Si aún hubiese tenido testículos, el olor me habría producido una erección.
[1]
Riqueza y fertilidad. Nacimiento y muerte, alimento y putrefacción. A la espera. A la espera de que alguien los huela, amontonados en capas sobre el suelo, cada fragancia con su propio peso, su propio lugar. Una buena nariz, como la mía, puede separar cada olor, identificarlo, disfrutarlo. Es raro que me deje llevar, pues practico para contenerme como lo hacen los humanos. Pero ese día de verano, ante todas las alegrías de las que gozábamos, los triunfos de Denny, la euforia de Zoë, e incluso Eve, que se mostraba ligera y libre, corrí por los bosques como un loco, saltando sobre arbustos y troncos caídos, persiguiendo sin malicia a las ardillas, ladrando como un loco a los arrendajos, rodando y rascándome el lomo con los palos, las hojas, las agujas de pino, la tierra.

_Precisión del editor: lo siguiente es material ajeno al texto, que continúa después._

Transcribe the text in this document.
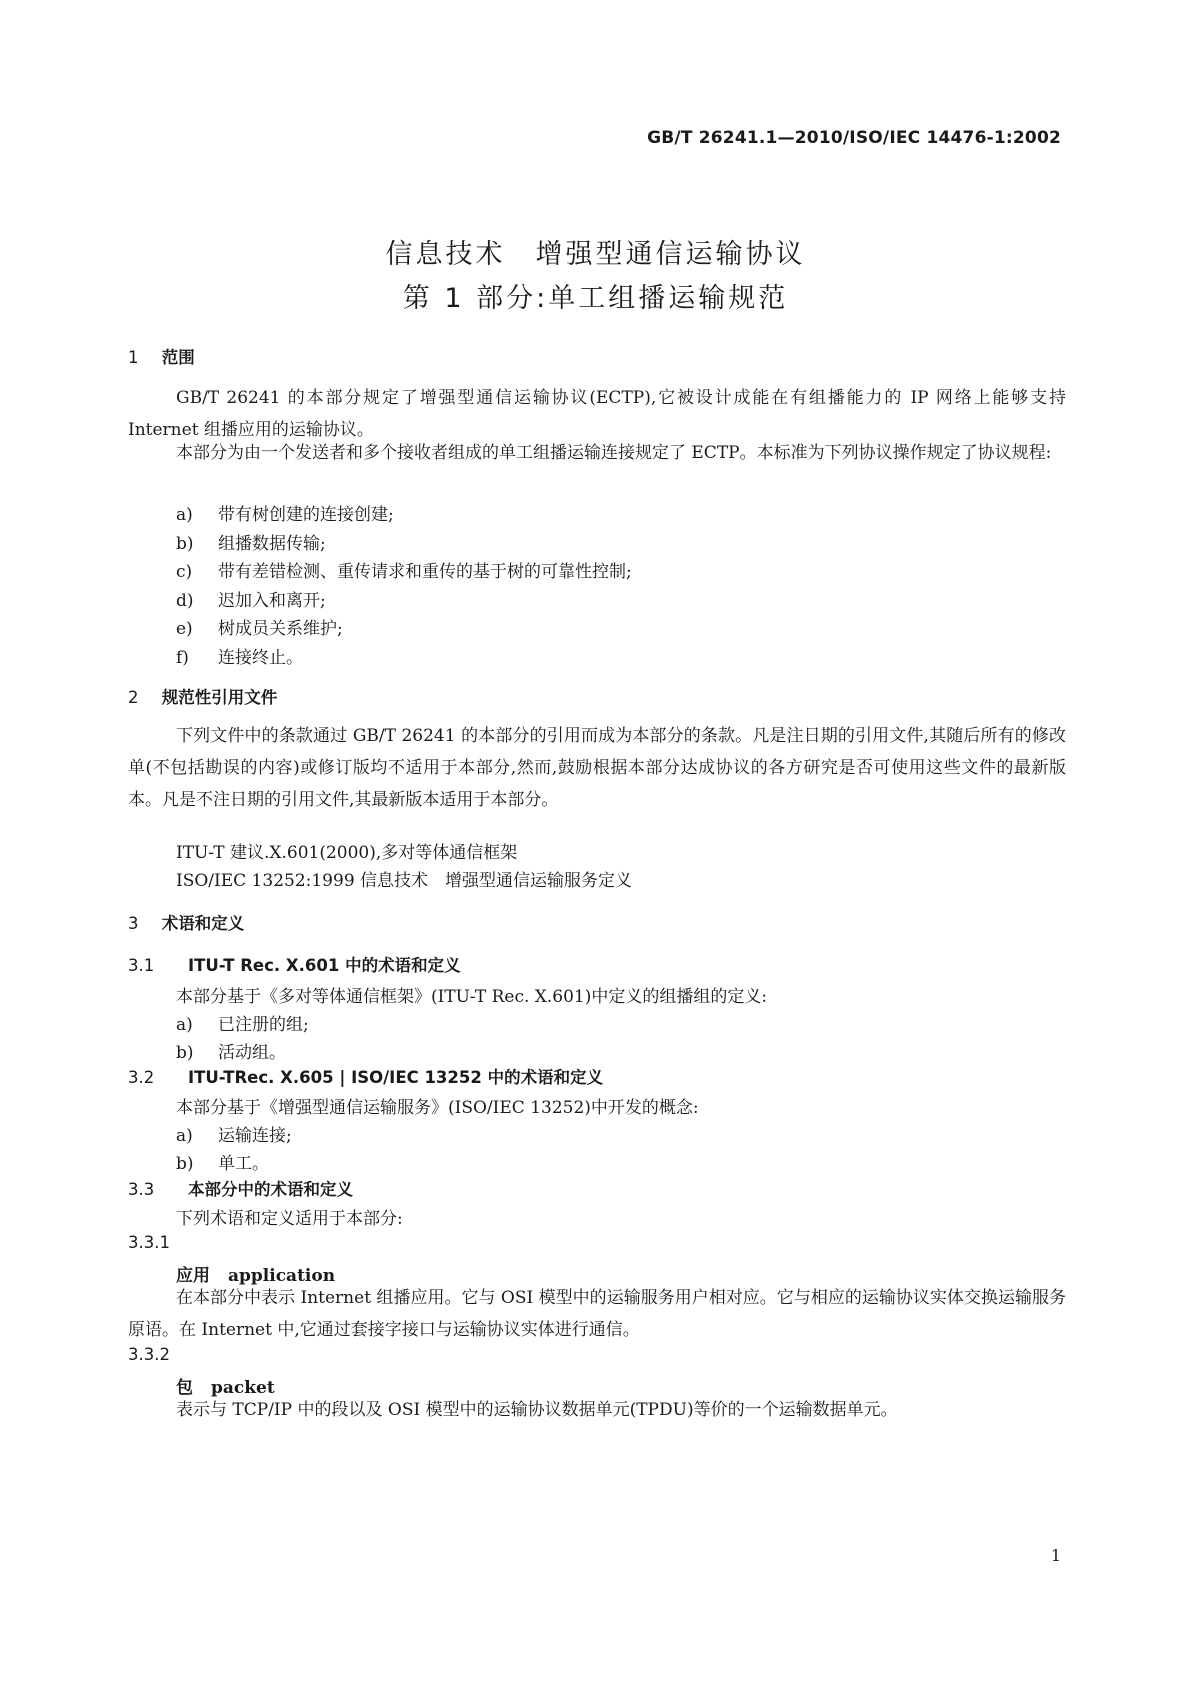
GB/T 26241.1—2010/ISO/IEC 14476-1:2002
信息技术　增强型通信运输协议
第 1 部分:单工组播运输规范
1 范围
GB/T 26241 的本部分规定了增强型通信运输协议(ECTP),它被设计成能在有组播能力的 IP 网络上能够支持 Internet 组播应用的运输协议。
本部分为由一个发送者和多个接收者组成的单工组播运输连接规定了 ECTP。本标准为下列协议操作规定了协议规程:
a) 带有树创建的连接创建;
b) 组播数据传输;
c) 带有差错检测、重传请求和重传的基于树的可靠性控制;
d) 迟加入和离开;
e) 树成员关系维护;
f) 连接终止。
2 规范性引用文件
下列文件中的条款通过 GB/T 26241 的本部分的引用而成为本部分的条款。凡是注日期的引用文件,其随后所有的修改单(不包括勘误的内容)或修订版均不适用于本部分,然而,鼓励根据本部分达成协议的各方研究是否可使用这些文件的最新版本。凡是不注日期的引用文件,其最新版本适用于本部分。
ITU-T 建议.X.601(2000),多对等体通信框架
ISO/IEC 13252:1999 信息技术　增强型通信运输服务定义
3 术语和定义
3.1 ITU-T Rec. X.601 中的术语和定义
本部分基于《多对等体通信框架》(ITU-T Rec. X.601)中定义的组播组的定义:
a) 已注册的组;
b) 活动组。
3.2 ITU-TRec. X.605 | ISO/IEC 13252 中的术语和定义
本部分基于《增强型通信运输服务》(ISO/IEC 13252)中开发的概念:
a) 运输连接;
b) 单工。
3.3 本部分中的术语和定义
下列术语和定义适用于本部分:
3.3.1
应用 application
在本部分中表示 Internet 组播应用。它与 OSI 模型中的运输服务用户相对应。它与相应的运输协议实体交换运输服务原语。在 Internet 中,它通过套接字接口与运输协议实体进行通信。
3.3.2
包 packet
表示与 TCP/IP 中的段以及 OSI 模型中的运输协议数据单元(TPDU)等价的一个运输数据单元。
1
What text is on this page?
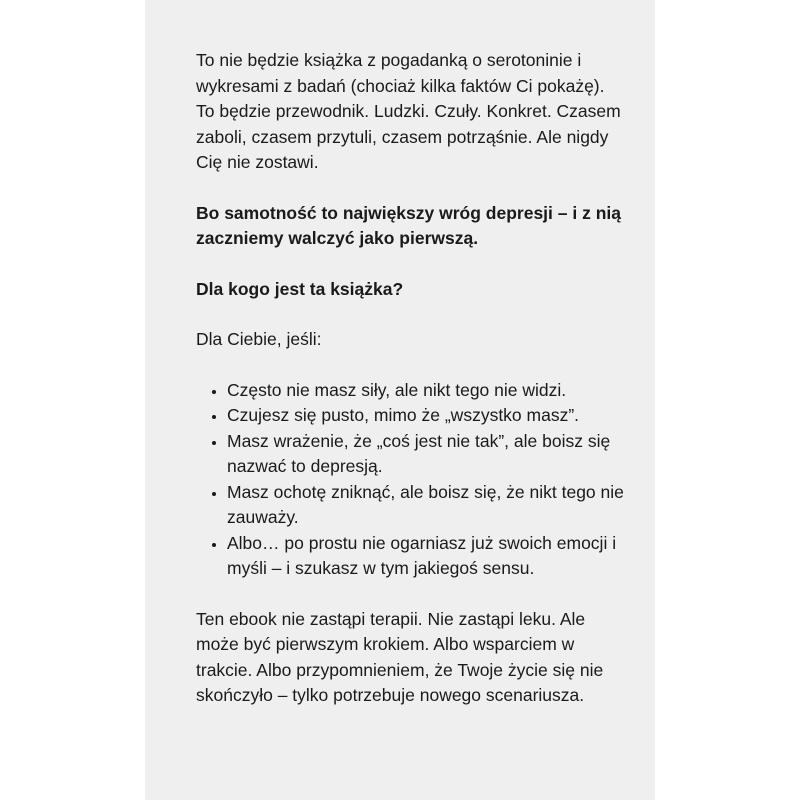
To nie będzie książka z pogadanką o serotoninie i wykresami z badań (chociaż kilka faktów Ci pokażę). To będzie przewodnik. Ludzki. Czuły. Konkret. Czasem zaboli, czasem przytuli, czasem potrząśnie. Ale nigdy Cię nie zostawi.

Bo samotność to największy wróg depresji – i z nią zaczniemy walczyć jako pierwszą.

Dla kogo jest ta książka?

Dla Ciebie, jeśli:

• Często nie masz siły, ale nikt tego nie widzi.
• Czujesz się pusto, mimo że „wszystko masz”.
• Masz wrażenie, że „coś jest nie tak”, ale boisz się nazwać to depresją.
• Masz ochotę zniknąć, ale boisz się, że nikt tego nie zauważy.
• Albo… po prostu nie ogarniasz już swoich emocji i myśli – i szukasz w tym jakiegoś sensu.

Ten ebook nie zastąpi terapii. Nie zastąpi leku. Ale może być pierwszym krokiem. Albo wsparciem w trakcie. Albo przypomnieniem, że Twoje życie się nie skończyło – tylko potrzebuje nowego scenariusza.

Avanzábamos por el sendero, subiendo y bajando colinas, sorteando raíces y afloramientos rocosos, hasta llegar al lugar llamado las Lajas Resbaladizas, donde el arroyo corre sobre una serie de anchas rocas planas, estancándose en algunos lugares, corriendo en otros. A los niños les encantan las Lajas Resbaladizas, sobre cuya pizarra se deslizan como por un tobogán. Cuando llegamos, bebí la fría agua dulce, la última del deshielo del verano. Zoë, Denny y Eve se quedaron en traje de baño y chapotearon en el agua. Zoë era lo suficientemente grande como para deslizarse sola por algunos tramos. En otros, Eve se quedaba arriba, desde donde la hacía descender con un suave empujón, y Denny abajo, para recibirla. Cuando las rocas estaban secas, tenían adherencia, pero mojadas resbalaban. Y Zoë se deslizaba entre risas y chillidos hasta ir a dar al agua fría de una poza, a los pies de Denny, quien la cargaba en brazos y se la llevaba a Eve para que volviera a tirarla antes de regresar a su puesto. Una y otra vez.

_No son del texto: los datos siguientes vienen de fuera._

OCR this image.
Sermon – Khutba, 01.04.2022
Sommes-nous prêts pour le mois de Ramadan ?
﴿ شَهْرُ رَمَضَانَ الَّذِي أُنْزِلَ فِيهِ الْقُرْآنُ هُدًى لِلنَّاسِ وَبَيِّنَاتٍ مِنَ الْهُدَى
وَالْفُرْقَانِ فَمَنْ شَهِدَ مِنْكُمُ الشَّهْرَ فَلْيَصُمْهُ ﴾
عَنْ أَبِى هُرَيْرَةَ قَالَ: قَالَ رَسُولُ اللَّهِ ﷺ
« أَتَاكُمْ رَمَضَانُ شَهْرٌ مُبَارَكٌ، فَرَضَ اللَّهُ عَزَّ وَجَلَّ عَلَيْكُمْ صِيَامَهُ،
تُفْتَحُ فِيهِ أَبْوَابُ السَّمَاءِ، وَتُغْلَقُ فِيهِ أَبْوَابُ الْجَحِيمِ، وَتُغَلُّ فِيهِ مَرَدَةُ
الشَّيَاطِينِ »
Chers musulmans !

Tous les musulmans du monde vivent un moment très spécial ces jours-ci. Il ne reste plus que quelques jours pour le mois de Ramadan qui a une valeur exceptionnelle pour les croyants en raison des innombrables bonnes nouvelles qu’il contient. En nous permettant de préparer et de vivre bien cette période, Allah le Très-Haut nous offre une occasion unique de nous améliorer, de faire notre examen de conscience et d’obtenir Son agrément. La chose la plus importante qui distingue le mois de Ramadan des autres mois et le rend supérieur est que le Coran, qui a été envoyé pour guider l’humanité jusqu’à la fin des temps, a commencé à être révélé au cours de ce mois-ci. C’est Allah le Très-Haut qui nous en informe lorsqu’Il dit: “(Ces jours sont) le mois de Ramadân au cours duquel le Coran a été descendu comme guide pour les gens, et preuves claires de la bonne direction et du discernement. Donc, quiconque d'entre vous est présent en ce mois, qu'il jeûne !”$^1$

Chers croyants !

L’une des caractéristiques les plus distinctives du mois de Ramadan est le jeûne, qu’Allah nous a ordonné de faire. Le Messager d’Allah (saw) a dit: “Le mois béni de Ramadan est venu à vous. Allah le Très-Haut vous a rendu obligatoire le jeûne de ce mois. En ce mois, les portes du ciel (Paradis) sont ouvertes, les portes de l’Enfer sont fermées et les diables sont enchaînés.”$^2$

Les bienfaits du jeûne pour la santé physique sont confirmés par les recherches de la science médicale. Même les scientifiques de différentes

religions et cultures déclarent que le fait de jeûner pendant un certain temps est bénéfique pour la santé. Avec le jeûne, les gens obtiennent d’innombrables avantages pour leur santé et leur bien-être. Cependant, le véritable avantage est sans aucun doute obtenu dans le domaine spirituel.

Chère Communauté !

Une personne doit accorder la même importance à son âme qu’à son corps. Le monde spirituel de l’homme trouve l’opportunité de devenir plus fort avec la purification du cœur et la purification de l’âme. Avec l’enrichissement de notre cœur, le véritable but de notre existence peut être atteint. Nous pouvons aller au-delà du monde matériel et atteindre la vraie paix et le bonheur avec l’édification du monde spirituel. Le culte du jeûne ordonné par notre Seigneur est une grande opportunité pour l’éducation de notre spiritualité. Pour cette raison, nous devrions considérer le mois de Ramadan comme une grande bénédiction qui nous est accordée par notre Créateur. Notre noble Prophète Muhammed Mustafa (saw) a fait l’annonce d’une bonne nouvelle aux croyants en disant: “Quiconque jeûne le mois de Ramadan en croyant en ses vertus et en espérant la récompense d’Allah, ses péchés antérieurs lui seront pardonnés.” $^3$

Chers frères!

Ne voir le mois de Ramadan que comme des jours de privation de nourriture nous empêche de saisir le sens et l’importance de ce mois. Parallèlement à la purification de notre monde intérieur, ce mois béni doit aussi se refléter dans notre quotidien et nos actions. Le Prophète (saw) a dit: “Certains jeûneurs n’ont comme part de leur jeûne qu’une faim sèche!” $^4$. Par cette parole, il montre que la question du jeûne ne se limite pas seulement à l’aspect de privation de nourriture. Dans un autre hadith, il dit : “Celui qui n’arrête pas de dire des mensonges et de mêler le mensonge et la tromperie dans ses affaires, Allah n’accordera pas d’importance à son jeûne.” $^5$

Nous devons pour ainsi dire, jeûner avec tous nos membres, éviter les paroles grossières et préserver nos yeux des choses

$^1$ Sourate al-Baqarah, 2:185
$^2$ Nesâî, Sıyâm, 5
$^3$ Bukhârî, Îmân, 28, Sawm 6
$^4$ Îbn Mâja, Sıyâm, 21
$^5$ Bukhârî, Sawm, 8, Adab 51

A las personas, como a los perros, les encanta la repetición. Perseguir una pelota, recorrer la recta de un circuito de carreras, tirarse por un tobogán. Porque cada repetición es igual pero distinta al mismo tiempo. Denny llevaba a Zoë hasta donde estaba Eve, y regresaba a su lugar en la poza. Eve depositaba en el agua a Zoë, que gritaba y oponía una fingida resistencia antes de deslizarse hasta los brazos de su padre.

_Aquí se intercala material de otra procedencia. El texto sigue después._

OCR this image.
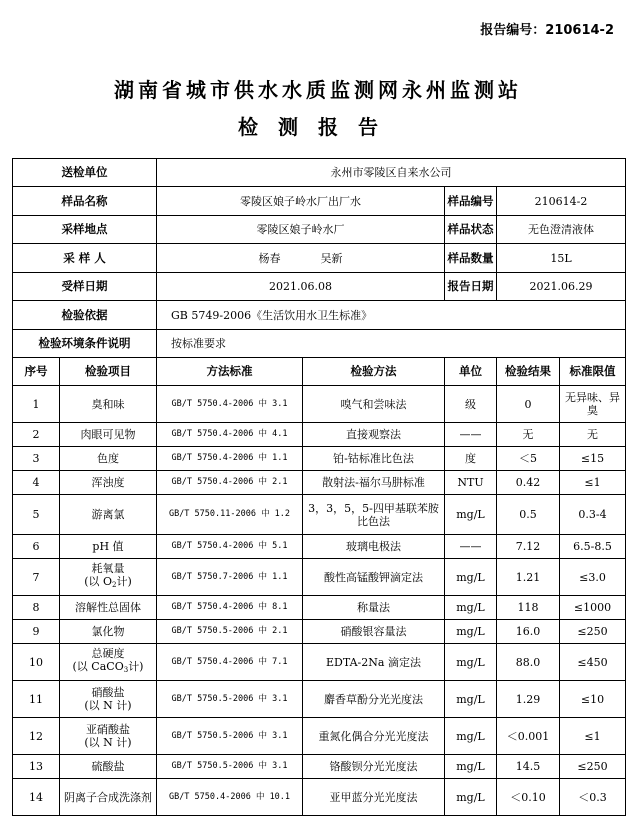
报告编号：210614-2
湖南省城市供水水质监测网永州监测站
检测报告
送检单位		永州市零陵区自来水公司				
样品名称		零陵区娘子岭水厂出厂水		样品编号	210614-2	
采样地点		零陵区娘子岭水厂		样品状态	无色澄清液体	
采 样 人		杨春 吴新		样品数量	15L	
受样日期		2021.06.08		报告日期	2021.06.29	
检验依据		GB 5749-2006《生活饮用水卫生标准》				
检验环境条件说明		按标准要求				
序号	检验项目	方法标准	检验方法	单位	检验结果	标准限值
1	臭和味	GB/T 5750.4-2006 中 3.1	嗅气和尝味法	级	0	无异味、异臭
2	肉眼可见物	GB/T 5750.4-2006 中 4.1	直接观察法	——	无	无
3	色度	GB/T 5750.4-2006 中 1.1	铂-钴标准比色法	度	＜5	≤15
4	浑浊度	GB/T 5750.4-2006 中 2.1	散射法-福尔马肼标准	NTU	0.42	≤1
5	游离氯	GB/T 5750.11-2006 中 1.2	3，3，5，5-四甲基联苯胺比色法	mg/L	0.5	0.3-4
6	pH 值	GB/T 5750.4-2006 中 5.1	玻璃电极法	——	7.12	6.5-8.5
7	耗氧量
(以 $O_2$计)	GB/T 5750.7-2006 中 1.1	酸性高锰酸钾滴定法	mg/L	1.21	≤3.0
8	溶解性总固体	GB/T 5750.4-2006 中 8.1	称量法	mg/L	118	≤1000
9	氯化物	GB/T 5750.5-2006 中 2.1	硝酸银容量法	mg/L	16.0	≤250
10	总硬度
(以 CaCO$_3$计)	GB/T 5750.4-2006 中 7.1	EDTA-2Na 滴定法	mg/L	88.0	≤450
11	硝酸盐
(以 N 计)	GB/T 5750.5-2006 中 3.1	麝香草酚分光光度法	mg/L	1.29	≤10
12	亚硝酸盐
(以 N 计)	GB/T 5750.5-2006 中 3.1	重氮化偶合分光光度法	mg/L	＜0.001	≤1
13	硫酸盐	GB/T 5750.5-2006 中 3.1	铬酸钡分光光度法	mg/L	14.5	≤250
14	阴离子合成洗涤剂	GB/T 5750.4-2006 中 10.1	亚甲蓝分光光度法	mg/L	＜0.10	＜0.3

Hasta que, en una de las repeticiones, Eve puso a Zoë en el agua. Pero, en lugar de chillar y patalear, la niña encogió súbitamente las piernas para sacarlas del agua helada, haciéndole perder el equilibrio a su madre. Como pudo, Eve se las compuso para depositar a Zoë a salvo sobre una roca seca, pero su movimiento fue demasiado abrupto, demasiado repentino. Fue una reacción excesiva. Pisó las rocas que estaban bajo el agua, sin darse cuenta de lo resbaladizas que eran, como el hielo.